The death knell for Anthony Kennedy?

Voting to prohibit the death penalty for juvenile killers, Anthony Kennedy comes full circle. But did he kill any chance of becoming chief justice?

Published March 1, 2005 5:38PM (EST)

Two years ago, a condemned killer named Kevin Nigel Stanford asked the U.S. Supreme Court to spare his life on the grounds that he was only 17 when he committed the crime for which he had been sentenced to die. Five justices refused Stanford's plea, and Anthony Kennedy was one of them.

This morning, Kennedy came full circle. The Supreme Court ruled 5-4 today that states may no longer execute juvenile killers, and Kennedy provided the decisive vote. Writing for the majority, Kennedy said: "Neither retribution nor deterrence provides adequate justification for imposing the death penalty on juvenile offenders."

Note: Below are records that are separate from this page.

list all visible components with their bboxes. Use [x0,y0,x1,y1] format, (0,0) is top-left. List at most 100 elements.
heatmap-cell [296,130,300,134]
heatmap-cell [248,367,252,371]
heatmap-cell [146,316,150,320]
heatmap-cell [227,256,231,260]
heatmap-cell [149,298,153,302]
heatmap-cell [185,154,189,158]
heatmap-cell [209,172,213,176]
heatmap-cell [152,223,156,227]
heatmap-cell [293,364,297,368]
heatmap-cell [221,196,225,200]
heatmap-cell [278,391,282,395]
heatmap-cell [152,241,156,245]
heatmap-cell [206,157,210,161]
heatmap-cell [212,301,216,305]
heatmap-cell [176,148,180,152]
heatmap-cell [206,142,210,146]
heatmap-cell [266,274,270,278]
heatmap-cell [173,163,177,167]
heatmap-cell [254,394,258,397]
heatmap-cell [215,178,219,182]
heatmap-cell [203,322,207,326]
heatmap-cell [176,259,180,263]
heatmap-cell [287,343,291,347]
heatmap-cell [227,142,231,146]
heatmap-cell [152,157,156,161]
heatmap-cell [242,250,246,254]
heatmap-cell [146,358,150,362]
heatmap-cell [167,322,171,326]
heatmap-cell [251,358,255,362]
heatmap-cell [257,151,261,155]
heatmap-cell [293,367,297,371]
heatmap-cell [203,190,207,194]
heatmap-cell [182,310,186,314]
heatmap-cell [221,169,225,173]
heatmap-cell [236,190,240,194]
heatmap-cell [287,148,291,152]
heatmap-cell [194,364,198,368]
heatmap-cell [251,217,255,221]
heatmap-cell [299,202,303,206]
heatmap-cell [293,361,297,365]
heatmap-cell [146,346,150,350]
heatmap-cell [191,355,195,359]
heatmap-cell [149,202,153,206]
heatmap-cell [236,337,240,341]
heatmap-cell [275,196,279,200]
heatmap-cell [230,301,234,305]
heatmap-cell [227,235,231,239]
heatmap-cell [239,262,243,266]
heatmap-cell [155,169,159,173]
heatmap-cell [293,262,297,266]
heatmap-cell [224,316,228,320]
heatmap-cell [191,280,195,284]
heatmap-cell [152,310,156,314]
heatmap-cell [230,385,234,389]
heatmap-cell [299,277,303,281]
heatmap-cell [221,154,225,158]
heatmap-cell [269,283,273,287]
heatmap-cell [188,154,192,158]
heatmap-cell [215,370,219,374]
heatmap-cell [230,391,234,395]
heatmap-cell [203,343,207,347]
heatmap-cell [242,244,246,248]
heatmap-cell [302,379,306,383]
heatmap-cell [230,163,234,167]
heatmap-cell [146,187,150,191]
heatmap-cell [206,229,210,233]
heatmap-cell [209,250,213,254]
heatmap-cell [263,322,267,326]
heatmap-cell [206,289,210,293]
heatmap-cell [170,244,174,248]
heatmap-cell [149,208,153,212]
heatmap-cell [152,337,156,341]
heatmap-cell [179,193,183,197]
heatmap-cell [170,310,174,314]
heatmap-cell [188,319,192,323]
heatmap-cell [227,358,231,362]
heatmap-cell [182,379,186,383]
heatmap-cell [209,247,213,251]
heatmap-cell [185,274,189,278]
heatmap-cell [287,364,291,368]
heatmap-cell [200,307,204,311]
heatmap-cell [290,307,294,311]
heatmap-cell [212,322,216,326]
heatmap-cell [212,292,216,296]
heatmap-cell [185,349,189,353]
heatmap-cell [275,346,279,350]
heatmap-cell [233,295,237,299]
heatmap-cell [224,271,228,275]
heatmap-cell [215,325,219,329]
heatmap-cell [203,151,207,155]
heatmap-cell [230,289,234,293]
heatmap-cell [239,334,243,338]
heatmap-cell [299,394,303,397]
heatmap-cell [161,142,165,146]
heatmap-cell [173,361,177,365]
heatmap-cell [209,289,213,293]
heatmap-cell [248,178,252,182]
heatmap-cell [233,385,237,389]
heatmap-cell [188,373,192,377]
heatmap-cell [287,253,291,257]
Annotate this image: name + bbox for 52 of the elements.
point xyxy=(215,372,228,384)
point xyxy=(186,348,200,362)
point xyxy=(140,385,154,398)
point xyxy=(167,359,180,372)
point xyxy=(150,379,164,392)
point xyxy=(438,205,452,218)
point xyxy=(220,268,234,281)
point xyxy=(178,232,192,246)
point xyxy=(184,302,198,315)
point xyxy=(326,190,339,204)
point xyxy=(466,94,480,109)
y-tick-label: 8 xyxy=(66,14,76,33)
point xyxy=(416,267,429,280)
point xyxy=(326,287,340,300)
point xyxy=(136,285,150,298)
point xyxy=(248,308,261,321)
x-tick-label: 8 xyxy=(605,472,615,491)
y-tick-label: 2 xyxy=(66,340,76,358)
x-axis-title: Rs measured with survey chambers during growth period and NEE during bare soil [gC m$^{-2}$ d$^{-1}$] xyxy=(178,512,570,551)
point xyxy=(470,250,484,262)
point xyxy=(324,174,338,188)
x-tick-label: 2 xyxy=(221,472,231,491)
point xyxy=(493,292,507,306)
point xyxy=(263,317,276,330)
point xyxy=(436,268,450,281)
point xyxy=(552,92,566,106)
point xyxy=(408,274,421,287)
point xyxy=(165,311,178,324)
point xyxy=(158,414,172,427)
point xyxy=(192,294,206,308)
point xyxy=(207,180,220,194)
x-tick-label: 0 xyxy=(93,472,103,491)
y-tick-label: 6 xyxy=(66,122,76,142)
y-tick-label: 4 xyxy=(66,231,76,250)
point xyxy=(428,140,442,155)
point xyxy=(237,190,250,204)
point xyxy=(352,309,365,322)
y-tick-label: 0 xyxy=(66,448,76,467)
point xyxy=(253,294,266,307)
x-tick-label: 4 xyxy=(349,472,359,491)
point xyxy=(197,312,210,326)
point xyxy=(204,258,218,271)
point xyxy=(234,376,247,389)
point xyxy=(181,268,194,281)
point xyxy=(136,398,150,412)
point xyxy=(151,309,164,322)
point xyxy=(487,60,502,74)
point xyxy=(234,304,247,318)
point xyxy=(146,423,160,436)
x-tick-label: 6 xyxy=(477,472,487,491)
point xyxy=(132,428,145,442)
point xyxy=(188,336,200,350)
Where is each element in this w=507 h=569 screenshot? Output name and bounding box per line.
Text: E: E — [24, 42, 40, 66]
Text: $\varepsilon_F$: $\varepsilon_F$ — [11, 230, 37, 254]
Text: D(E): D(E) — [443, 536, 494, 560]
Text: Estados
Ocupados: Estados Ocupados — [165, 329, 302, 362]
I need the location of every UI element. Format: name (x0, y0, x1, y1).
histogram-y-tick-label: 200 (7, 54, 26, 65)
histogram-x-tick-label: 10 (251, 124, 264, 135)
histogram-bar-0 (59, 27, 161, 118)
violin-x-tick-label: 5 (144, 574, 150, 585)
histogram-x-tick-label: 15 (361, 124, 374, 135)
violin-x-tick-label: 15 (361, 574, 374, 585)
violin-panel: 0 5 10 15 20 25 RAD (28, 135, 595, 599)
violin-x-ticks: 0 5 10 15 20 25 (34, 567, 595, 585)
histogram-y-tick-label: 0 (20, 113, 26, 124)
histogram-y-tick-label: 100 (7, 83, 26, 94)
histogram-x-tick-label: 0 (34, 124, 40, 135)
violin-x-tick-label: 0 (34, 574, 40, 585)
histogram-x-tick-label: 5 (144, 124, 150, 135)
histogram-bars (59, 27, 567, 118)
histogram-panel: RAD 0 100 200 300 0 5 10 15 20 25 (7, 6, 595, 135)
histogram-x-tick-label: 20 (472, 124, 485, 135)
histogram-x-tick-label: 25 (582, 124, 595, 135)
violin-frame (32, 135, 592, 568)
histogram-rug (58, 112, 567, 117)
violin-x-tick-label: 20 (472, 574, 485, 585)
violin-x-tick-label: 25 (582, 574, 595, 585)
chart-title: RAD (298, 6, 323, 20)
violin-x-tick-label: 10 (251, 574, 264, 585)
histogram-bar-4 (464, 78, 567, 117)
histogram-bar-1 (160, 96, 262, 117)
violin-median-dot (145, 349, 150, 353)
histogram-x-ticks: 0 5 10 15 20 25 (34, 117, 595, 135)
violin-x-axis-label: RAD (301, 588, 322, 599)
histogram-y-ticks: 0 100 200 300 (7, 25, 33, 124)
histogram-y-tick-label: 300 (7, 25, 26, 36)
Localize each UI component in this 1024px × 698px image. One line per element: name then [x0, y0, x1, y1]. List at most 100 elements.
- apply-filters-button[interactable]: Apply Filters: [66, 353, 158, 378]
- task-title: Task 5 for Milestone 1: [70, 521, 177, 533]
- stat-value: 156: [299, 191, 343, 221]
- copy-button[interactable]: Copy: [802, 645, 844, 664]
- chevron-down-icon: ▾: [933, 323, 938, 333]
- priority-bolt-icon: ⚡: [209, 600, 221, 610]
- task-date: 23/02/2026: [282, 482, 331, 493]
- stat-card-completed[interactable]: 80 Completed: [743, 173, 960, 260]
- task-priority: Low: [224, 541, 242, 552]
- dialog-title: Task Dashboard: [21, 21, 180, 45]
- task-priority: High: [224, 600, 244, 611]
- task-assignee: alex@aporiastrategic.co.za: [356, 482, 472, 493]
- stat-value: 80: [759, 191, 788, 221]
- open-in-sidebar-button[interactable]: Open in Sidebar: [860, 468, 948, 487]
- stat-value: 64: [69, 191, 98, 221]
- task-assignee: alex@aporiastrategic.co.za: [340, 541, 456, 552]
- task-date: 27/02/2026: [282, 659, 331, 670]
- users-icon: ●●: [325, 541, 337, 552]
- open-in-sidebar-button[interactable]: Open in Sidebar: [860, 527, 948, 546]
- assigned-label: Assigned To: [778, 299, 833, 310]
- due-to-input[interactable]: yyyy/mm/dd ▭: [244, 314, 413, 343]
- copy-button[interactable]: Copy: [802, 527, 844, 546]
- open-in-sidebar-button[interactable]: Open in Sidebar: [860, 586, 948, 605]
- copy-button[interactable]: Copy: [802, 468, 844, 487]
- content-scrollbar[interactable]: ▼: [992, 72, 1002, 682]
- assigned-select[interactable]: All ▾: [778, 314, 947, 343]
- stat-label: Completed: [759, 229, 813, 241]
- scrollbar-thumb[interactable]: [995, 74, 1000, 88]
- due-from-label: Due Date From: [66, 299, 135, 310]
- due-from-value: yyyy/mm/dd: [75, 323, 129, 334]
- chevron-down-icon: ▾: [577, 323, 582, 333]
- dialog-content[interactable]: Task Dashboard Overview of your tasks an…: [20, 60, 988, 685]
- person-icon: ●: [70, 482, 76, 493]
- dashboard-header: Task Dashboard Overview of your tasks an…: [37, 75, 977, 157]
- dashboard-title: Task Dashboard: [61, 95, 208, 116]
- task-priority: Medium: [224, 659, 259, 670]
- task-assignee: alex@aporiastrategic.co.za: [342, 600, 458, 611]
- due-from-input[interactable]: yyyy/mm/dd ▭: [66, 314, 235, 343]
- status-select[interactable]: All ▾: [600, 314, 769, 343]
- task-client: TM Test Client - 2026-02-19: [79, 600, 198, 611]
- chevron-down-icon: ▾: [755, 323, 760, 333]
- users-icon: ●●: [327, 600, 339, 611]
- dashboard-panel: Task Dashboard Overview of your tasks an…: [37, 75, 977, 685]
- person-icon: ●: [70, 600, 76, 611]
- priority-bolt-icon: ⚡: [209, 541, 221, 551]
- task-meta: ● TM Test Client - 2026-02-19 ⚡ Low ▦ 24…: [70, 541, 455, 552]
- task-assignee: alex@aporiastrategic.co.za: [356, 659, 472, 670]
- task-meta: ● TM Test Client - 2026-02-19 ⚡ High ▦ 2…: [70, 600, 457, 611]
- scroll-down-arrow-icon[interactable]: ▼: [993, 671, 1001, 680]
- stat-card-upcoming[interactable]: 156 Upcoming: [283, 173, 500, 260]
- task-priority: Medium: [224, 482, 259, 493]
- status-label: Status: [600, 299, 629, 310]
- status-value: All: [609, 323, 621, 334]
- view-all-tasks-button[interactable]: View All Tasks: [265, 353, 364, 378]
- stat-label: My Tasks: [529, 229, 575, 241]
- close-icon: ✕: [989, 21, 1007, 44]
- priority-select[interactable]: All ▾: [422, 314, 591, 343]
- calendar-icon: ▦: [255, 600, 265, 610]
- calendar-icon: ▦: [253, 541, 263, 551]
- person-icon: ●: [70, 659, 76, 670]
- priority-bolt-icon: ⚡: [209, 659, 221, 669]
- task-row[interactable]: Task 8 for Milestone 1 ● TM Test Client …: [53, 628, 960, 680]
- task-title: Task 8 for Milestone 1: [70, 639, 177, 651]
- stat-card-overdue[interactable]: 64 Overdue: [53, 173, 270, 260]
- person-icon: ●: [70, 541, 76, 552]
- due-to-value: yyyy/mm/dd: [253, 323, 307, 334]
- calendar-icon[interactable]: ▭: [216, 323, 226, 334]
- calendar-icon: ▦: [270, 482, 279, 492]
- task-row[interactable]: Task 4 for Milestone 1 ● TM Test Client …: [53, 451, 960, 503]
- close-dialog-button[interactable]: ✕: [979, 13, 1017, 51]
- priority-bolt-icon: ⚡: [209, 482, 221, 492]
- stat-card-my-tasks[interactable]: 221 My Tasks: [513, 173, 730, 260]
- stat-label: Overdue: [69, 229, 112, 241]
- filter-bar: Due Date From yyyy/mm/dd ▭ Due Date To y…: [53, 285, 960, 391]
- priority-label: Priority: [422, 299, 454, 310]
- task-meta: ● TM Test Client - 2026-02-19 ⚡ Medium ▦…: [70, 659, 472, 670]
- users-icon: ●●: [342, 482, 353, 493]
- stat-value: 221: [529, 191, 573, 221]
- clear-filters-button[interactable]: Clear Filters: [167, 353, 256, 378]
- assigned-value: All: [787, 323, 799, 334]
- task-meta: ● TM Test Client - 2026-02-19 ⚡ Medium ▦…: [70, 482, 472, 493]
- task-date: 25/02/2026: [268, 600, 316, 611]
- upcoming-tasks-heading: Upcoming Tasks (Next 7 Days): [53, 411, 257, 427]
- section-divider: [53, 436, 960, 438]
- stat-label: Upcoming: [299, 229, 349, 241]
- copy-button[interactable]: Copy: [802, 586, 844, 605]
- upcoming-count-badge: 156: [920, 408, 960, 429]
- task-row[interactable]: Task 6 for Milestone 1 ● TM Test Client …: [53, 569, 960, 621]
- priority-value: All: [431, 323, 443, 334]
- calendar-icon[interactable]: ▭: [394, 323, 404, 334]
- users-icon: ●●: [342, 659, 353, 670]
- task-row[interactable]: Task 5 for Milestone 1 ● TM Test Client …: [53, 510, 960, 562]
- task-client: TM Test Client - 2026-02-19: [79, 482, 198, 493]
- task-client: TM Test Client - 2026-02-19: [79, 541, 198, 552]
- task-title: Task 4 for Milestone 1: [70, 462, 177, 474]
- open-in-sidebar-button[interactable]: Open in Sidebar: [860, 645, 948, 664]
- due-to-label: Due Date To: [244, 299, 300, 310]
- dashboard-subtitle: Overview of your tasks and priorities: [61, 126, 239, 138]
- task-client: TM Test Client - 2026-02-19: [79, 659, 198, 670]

With today's decision, Kennedy may finally replace David Souter as the Republican-appointed justice Republicans hate the most. Kennedy has frequently disappointed conservatives. He was a critical vote in upholding Roe vs. Wade in 1992's Planned Parenthood vs. Casey, and he wrote the opinion striking down sodomy laws in 2003's Lawrence vs. Texas. Today's ruling isn't likely to inspire the kind of fury those wrought; it's hard to imagine that conservatives care as much about executing child killers as they do about outlawing abortion and gay sex. But the reasoning behind Kennedy's ruling? That's a different matter.

The legality of executing juveniles turns on the interpretation of the Eighth Amendment's prohibition against "cruel and unusual punishment." When the Supreme Court heard oral argument on today's case, Kennedy asked lawyers to focus for a moment not on the "cruel" but on the "unusual" part of that prohibition: "There is substantial demonstration that the world is against us, at least among the leaders of the European Union," Kennedy said in court that day. "Does that have a bearing on whether this is unusual?"

With today's decision, he answered that question in the affirmative. "Our determination that the death penalty is disproportionate punishment for offenders under 18 finds confirmation in the stark reality that the United States is the only country in the world that continues to give official sanction to the juvenile death penalty," Kennedy wrote. Kennedy noted that only seven countries other than the United States have executed juvenile offenders since 1990: Iran, Pakistan, Saudi Arabia, Yemen, Nigeria, the Democratic Republic of Congo and China. And, Kennedy said, each member of this rogue's gallery has either "abolished capital punishment or made public disavowal of the practice."

While admitting that international opinion is not "controlling" on U.S. constitutional interpretation, Kennedy said it was "proper" to acknowledge the views of the international community. Along the way, he cited the United Nations Convention on the Rights of the Child, a document ratified by every country in the world except Somalia . . . and the United States.

Antonin Scalia was predictably apoplectic in dissent. Scalia said that the court should either reevaluate all sorts of legal issues -- from abortion rights to religious freedom -- "in light of the views of foreigners, or else it should cease putting forth foreigners' views as part of the reasoned basis of its decisions. To invoke alien law when it agrees with one's own thinking, and ignore it otherwise, is not reasoned decisionmaking, but sophistry."

The paranoid right, forever afraid that the Democrats are plotting to hand Kofi Annan the keys to the White House, will surely follow Scalia into battle against Kennedy now. The mild-mannered man from Sacramento, Calif., was probably never George Bush's first pick to replace William Rehnquist as chief justice: He's simply not a justice in the Scalia/Thomas mold that the president favors. If the right gets its way -- and with this administration, it usually does -- today's decision will knock Kennedy off of Bush's list altogether.


By Tim Grieve

Tim Grieve is a senior writer and the author of Salon's War Room blog.